MAP kinase-activated protein kinase 2 (MK2) is an enzyme that in humans is encoded by the MAPKAPK2 gene. MAP kinase-activated protein (MAPKAP) kinase 2 is one of two known protein kinases that can be phosphorylated and activated by MAP kinase. Here we introduce the first complete primary structure of MAPKAP kinase 2 elucidated from human cDNA sequences. Sequence analysis showed that MAPKAP kinase 2 is a 370 amino acid protein with a proline-rich N-terminal region and a conserved catalytic domain. Northern blot analysis of MAPKAP kinase 2 revealed 4.8 kb mRNA species in HL-60 cells. In addition, we show the first evidence that recombinant MAPKAP kinase 2 is phosphorylated and activated by MAP kinase in vitro.

Figure 1. Protein structure of MK2.

Functions

This gene encodes a member of the Ser/Thr protein kinase family. This kinase is regulated by direct phosphorylation of p38 MAP kinase. It is known that this kinase in combination with p38 MAP kinase can participate in many cellular processes, including stress and inflammatory responses, nuclear export, regulation of gene expression and cell proliferation. The heat shock protein HSP27 has been shown to be one of the substrates for this kinase in vivo. Two transcript variants of the gene have been found to encode two different subtypes.
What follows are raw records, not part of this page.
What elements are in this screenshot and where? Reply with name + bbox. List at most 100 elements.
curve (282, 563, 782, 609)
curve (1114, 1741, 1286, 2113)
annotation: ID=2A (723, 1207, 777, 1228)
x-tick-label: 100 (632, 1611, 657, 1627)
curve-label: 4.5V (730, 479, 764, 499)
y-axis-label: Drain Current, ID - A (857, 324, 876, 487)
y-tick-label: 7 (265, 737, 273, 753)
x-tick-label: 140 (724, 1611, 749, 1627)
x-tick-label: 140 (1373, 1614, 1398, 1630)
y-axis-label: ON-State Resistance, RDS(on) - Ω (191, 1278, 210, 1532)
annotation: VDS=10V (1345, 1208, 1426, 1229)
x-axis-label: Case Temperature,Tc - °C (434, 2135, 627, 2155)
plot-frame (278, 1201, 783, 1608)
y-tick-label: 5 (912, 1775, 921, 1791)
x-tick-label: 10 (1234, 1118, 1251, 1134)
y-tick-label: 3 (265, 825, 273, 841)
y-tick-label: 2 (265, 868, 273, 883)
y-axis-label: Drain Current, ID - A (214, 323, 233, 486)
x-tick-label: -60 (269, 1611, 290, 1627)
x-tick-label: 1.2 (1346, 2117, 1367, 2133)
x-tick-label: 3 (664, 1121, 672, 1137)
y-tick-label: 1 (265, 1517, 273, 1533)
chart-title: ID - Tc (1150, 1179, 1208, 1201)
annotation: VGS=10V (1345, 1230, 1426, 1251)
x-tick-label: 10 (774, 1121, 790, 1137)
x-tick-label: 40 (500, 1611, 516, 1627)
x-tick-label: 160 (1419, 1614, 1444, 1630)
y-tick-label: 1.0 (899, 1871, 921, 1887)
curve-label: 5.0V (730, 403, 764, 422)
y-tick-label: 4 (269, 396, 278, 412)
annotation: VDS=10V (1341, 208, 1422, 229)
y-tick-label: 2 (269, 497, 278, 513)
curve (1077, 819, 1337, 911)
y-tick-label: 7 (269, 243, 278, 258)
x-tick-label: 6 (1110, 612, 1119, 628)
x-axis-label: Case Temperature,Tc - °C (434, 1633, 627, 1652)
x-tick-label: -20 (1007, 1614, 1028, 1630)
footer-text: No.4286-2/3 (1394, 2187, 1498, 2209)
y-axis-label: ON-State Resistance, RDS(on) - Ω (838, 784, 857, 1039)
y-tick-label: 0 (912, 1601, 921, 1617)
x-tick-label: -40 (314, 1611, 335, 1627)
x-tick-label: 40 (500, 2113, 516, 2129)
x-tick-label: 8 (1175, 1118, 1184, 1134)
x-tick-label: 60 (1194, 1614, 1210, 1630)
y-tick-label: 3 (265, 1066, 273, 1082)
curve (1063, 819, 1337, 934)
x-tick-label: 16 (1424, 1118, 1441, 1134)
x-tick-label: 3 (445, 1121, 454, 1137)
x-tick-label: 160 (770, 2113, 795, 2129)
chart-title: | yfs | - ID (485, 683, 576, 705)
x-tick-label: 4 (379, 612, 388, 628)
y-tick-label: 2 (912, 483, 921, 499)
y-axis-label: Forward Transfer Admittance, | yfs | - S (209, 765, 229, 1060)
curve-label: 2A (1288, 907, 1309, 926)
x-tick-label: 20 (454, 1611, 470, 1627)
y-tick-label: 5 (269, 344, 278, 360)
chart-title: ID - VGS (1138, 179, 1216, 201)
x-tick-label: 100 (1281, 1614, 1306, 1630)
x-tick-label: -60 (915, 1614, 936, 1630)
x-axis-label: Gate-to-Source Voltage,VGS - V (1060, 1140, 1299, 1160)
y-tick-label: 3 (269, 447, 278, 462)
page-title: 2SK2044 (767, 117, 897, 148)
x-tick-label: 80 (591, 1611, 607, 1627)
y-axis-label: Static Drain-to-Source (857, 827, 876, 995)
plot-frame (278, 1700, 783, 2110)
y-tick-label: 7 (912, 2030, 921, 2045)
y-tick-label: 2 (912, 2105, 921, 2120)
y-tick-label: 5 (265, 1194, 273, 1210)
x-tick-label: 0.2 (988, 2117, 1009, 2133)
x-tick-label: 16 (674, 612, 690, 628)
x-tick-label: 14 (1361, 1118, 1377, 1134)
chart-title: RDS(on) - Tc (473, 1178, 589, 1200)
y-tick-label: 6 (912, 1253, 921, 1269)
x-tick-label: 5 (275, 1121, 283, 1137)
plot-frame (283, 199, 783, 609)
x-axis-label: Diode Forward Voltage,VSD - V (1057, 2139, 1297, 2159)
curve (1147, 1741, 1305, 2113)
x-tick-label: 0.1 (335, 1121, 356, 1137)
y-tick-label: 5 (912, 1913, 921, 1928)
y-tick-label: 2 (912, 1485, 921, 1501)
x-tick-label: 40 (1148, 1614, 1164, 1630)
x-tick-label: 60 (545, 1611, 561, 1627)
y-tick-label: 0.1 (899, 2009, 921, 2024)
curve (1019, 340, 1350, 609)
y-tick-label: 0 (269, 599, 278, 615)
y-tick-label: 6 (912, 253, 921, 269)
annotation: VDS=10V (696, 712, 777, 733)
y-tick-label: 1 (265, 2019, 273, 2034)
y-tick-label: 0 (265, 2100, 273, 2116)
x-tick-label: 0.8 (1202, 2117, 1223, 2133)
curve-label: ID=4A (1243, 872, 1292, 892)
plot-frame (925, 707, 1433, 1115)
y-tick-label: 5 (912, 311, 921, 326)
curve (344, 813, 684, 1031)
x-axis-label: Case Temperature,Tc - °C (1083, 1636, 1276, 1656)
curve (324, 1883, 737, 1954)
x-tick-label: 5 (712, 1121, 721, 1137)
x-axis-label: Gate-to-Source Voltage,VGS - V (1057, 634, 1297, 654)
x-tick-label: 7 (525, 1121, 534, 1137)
Structure and function of MK2

MK2 belongs to the serine-threonine protein kinase family. It was originally discovered as an extracellular regulatory protein kinase and can phosphorylate heat shock protein 27 and mouse homologous heat shock protein 25 (HSP25); later research It was found that MK2 is mainly activated by phosphorylation of p38MAPK and is one of the downstream substrates of p38. MK2 is a primary sequence consisting of 400 amino acids. It consists of a proline-rich N-terminal region (amino acids 10-40, a region with MAPK characteristics), a protein kinase catalytic domain (amino acids 64-325), and a regulatory structure. Domain (amino acids 328-364) and a C-terminal domain (amino acids 366-390, representing the binding site of p38MAPK, also known as the docking region). The C-terminus has a two-component nuclear localization signal (NLS, amino acids 371-374; 385-389 sequence), which mainly maintains the position of MK2 in the nucleus of the cell in the resting state; instead, the nuclear output signal The export signal (NES, amino acids 356-365) is located between the N-terminus and the NLS domain and triggers nuclear export sequences upon activation of MK2. In resting cells, p38MAPK and MK2 form a complex in the nucleus, and activated NLS fixes it in the nucleus. When cell stress causes p38 upstream kinase activation to cause p38MAPK phosphorylation, such as mitogen-activated protein kinase kinase 3/6 (mitogen-activated protein kinase kinase 3/6, MKK3 / 6), activated p38MAPK phosphorylates Thr222 on MK2, Ser272 and Thr334 loci. When the Thr334 site is activated, NES is exposed, and the p38MAPK-MK2 complex is translocated to the cytoplasm, activating its downstream substrate. At the same time, activation of the Thr222 site in the kinase domain activation loop plays a key role in MK2-dependent downstream substrate activation, including activation of enzymes, activation of proteins that regulate cytoskeletal movement, activation of mRNA-binding proteins, cell cycle and apoptosis regulation Factors, etc.

Applications

As a downstream target of p38MAPK signaling pathway, MK2 participates in the occurrence and development of various cardiovascular diseases. Based on MK2's extensive action pathway, MK2 has become a potential drug target for the treatment of some diseases. The MK2 inhibitor that competitively blocks its downstream pathway by binding to the ATP binding site mainly has the following problems: First, the ATP binding site of MK2 and MK3, MK5, protein kinase A, cyclin-dependent kinase 2, etc. The binding sites of some kinases are similar, which greatly affects their selectivity, and the crystal structure of MK2 has a deep and narrow pocket shape in the ATP binding site. Some small flat compounds can be well accommodated in ATP Binding in the pocket but its structure is difficult to modify to improve kinase selectivity and affinity; secondly, the high intracellular ATP level and the high affinity of MK2 for ATP lead to the low biological effectiveness of small molecule ATP competitive MK2 inhibitors efficiency (BE), so increasing the biological efficiency of ATP-competitive MK2 inhibitors remains a challenge. Solubility, permeability, poor selectivity, and cell viability are the key issues that ATP competitive MK2 inhibitors need to address.

References:

1. Zu YL; et al. The primary structure of a human MAP kinase activated protein kinase 2. Biochem Biophys Res Commun. 1994, 200 (2): 1118–24.